Project
- 50+ Mile, 18-inch Pipeline Spread
Contract
- $39MM, Unit Rate Contract
Primary Issues
- Labor Productivity
- Inclement Weather
- Change Management
- Early Completion Incentive
Dispute
A US-based energy company contracted with a local oil and gas pipeline contractor to install a pipeline spanning over 50 miles along the Texas Gulf Coast. Throughout the project, the energy company paid the pipeline contractor $39 million in accordance with the contractual unit rates as well as $11 million for approved change orders. The value of the approved change orders represented a 30% increase to the contract value. Upon completing the project, the pipeline contractor invoiced over $25 million for disputed, unapproved contract change requests concerning horizontal directional drilling issues, weather impacts, labor productivity losses, additional equipment mats, early completion incentives, safety requirements, and various other issues.
The energy company asserted that the unapproved contract change requests did not constitute additional work and were included in the contractual unit rate payments.
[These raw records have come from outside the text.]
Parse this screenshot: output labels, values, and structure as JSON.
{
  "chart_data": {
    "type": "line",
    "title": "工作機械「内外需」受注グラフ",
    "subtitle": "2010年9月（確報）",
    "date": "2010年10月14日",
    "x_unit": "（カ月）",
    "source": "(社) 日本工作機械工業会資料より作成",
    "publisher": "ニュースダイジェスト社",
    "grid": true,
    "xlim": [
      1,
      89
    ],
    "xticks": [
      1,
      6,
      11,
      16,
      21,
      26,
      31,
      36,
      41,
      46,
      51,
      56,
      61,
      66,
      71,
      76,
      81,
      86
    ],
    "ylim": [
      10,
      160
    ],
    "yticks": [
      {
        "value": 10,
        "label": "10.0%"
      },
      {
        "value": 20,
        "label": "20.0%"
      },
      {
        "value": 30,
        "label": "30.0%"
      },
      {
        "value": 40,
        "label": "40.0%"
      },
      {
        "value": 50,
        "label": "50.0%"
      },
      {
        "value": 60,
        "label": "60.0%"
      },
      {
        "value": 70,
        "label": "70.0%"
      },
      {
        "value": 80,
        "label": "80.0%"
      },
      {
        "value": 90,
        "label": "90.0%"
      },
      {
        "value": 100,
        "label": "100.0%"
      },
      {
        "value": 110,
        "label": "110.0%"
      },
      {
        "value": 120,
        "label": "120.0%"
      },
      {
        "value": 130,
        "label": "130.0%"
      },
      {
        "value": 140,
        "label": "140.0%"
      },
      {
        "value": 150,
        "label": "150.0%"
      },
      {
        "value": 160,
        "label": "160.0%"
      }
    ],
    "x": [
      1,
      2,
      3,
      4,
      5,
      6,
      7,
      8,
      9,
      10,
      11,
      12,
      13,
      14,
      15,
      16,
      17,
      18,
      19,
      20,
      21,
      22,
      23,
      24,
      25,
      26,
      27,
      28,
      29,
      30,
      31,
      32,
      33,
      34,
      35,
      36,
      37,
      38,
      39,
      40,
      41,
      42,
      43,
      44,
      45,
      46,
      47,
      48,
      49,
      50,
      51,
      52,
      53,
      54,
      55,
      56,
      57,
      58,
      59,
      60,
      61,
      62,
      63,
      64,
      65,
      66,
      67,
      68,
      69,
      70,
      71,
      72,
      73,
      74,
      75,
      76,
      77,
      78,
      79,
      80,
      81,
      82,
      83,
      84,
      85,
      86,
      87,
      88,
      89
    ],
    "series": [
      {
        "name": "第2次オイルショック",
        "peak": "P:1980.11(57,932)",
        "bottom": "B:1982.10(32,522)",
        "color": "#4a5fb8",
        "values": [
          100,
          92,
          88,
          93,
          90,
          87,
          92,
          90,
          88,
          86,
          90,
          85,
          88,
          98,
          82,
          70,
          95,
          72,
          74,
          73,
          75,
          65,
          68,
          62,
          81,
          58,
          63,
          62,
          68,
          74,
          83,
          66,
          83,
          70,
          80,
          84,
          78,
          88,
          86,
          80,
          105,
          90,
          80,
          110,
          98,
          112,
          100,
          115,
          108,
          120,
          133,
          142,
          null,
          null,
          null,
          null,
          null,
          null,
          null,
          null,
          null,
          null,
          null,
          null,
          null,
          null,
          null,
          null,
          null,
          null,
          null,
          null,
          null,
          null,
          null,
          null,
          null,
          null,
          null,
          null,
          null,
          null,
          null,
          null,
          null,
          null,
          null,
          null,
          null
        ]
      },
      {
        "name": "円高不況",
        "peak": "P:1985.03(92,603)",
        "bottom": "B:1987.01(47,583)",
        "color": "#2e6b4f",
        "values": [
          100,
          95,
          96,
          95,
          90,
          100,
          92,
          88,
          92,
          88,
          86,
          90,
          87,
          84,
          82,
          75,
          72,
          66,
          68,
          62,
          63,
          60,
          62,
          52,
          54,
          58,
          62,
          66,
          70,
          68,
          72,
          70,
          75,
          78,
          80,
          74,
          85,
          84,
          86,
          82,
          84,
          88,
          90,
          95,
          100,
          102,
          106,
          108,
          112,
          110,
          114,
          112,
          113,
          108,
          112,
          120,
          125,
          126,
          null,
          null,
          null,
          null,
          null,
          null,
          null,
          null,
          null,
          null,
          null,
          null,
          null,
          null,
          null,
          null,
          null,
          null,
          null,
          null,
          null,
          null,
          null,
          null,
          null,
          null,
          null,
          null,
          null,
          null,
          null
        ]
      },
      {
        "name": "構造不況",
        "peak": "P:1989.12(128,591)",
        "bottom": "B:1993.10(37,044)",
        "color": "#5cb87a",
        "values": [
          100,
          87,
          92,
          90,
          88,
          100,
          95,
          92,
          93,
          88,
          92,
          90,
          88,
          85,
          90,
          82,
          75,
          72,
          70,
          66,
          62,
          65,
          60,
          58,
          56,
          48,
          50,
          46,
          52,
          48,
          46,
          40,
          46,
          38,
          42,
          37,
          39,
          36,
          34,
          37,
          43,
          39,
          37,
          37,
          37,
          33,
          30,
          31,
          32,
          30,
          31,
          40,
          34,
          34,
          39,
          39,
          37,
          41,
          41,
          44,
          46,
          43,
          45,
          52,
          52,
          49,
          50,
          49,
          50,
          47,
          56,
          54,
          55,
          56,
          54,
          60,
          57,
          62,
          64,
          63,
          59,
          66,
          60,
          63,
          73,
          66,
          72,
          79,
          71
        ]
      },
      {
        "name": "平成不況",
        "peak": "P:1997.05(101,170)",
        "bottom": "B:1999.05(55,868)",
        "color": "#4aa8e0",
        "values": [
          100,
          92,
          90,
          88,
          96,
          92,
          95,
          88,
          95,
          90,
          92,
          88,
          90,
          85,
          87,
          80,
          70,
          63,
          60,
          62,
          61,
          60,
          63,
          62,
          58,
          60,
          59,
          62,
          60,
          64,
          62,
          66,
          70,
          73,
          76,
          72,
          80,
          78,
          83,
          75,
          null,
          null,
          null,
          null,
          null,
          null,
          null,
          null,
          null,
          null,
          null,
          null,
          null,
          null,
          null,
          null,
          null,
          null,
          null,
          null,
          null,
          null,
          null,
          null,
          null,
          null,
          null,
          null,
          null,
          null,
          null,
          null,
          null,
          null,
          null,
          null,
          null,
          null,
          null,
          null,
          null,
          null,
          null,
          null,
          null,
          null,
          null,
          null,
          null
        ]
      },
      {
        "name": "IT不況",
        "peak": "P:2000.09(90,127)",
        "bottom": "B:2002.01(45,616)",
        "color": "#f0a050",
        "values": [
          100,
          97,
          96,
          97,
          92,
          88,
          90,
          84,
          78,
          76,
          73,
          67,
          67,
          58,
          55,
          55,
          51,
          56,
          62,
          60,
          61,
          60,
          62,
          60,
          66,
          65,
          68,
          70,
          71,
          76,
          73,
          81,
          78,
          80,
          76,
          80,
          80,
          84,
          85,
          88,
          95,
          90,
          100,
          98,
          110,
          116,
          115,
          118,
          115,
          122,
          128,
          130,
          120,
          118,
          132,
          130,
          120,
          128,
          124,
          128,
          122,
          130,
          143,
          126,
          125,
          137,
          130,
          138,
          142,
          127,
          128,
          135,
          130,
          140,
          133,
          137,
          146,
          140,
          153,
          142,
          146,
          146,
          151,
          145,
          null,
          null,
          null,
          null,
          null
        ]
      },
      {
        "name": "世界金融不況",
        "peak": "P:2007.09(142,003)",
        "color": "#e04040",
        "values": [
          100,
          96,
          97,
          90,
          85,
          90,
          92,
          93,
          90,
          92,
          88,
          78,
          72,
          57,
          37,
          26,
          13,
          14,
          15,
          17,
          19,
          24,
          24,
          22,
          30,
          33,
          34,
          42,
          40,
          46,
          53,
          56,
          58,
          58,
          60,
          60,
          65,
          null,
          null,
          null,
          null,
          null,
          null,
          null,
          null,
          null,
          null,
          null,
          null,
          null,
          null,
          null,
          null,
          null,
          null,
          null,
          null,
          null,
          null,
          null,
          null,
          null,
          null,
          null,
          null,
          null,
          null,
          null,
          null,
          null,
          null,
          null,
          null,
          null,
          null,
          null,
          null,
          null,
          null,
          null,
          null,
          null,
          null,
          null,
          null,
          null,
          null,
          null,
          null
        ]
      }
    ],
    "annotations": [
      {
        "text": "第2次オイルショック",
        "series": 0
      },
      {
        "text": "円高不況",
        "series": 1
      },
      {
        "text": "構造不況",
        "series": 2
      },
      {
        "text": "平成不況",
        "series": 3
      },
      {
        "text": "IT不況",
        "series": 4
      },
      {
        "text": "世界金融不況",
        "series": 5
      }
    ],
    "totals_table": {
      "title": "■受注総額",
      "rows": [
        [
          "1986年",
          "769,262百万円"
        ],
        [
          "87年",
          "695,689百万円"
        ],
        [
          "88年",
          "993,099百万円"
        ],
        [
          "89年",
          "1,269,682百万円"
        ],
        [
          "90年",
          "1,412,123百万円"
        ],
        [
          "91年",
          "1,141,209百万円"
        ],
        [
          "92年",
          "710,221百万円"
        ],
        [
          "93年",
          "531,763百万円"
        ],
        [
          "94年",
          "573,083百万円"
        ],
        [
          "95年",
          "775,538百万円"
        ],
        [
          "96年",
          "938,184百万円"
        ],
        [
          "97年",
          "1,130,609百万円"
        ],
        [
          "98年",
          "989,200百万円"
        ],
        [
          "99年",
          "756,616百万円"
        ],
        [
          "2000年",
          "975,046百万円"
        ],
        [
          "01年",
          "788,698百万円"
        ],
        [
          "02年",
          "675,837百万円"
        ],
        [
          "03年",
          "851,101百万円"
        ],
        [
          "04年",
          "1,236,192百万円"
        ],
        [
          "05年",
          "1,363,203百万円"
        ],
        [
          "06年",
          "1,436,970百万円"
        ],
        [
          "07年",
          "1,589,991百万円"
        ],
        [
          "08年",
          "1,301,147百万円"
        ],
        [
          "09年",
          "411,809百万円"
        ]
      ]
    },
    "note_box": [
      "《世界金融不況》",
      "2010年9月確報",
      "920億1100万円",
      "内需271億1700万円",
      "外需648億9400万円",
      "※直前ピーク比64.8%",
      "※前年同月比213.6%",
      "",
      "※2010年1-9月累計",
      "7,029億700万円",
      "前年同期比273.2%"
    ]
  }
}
In addition, the pipeline contractor considered it was owed the early completion bonus it would have achieved but for inclement weather issues; however, the energy company maintained the pipeline contractor was not contractually allowed to claim for weather impacts. These disagreements caused the parties to enter arbitration under the rules of the American Arbitration Association (AAA).
Approach
Counsel for the energy company retained Interface to (1) analyze the pipeline contractor’s labor productivity claim and (2) assess the validity of the disputed change requests under the contract and in relation to standard industry practices.
Measured Mile Analysis
A substantial portion of the pipeline contractor’s claim consisted of time and material billings for lost labor hours expended during the wet spring months. The contractor’s claim lacked contractual entitlement, as the contract required the pipeline contractor to include allowances for inclement weather in its unit rates. To determine if the claim had any factual merit, Interface analyzed the pipeline contractor’s progress and expended labor hours using a measured mile analysis. Interface’s measured mile analysis concluded that the pipeline contractor’s labor productivity improved during the wet spring months compared to the remaining project time periods, which affirmed that the contractor’s labor productivity claim was not valid.
Change Request Analysis
For the remaining disputed change requests, Interface analyzed the contemporaneous project records and provided discrete assessments for the validity and pricing of each alleged change. Interface relied on the documents produced in the arbitration, such as bid documents, alignment sheets, daily reports, project correspondence, meeting minutes, inspectors’ reports, the contract, cost reports, schedules, change order requests, and various other documents. Interface supplemented these data with its experience, knowledge of industry standards, and information available to the public, such as National Oceanic and Atmospheric Administration data as well as Google Earth satellite images. With the exception of one change that was overpriced, Interface demonstrated that each of the disputed changes was invalid.
Outcome
Interface issued an affirmative expert report in accordance with the AAA scheduling order. In addition, Interface issued a rebuttal expert report responding to the three separate reports issued by the pipeline contractor’s experts.
The pipeline contractor’s experts asserted that the pipeline contractor was owed $20 million in damages. After offsetting the early completion incentive bonus that had been paid but not earned, Interface maintained that the pipeline contractor was not owed additional compensation. Interface provided expert testimony at deposition, and the matter settled prior to the arbitration proceedings.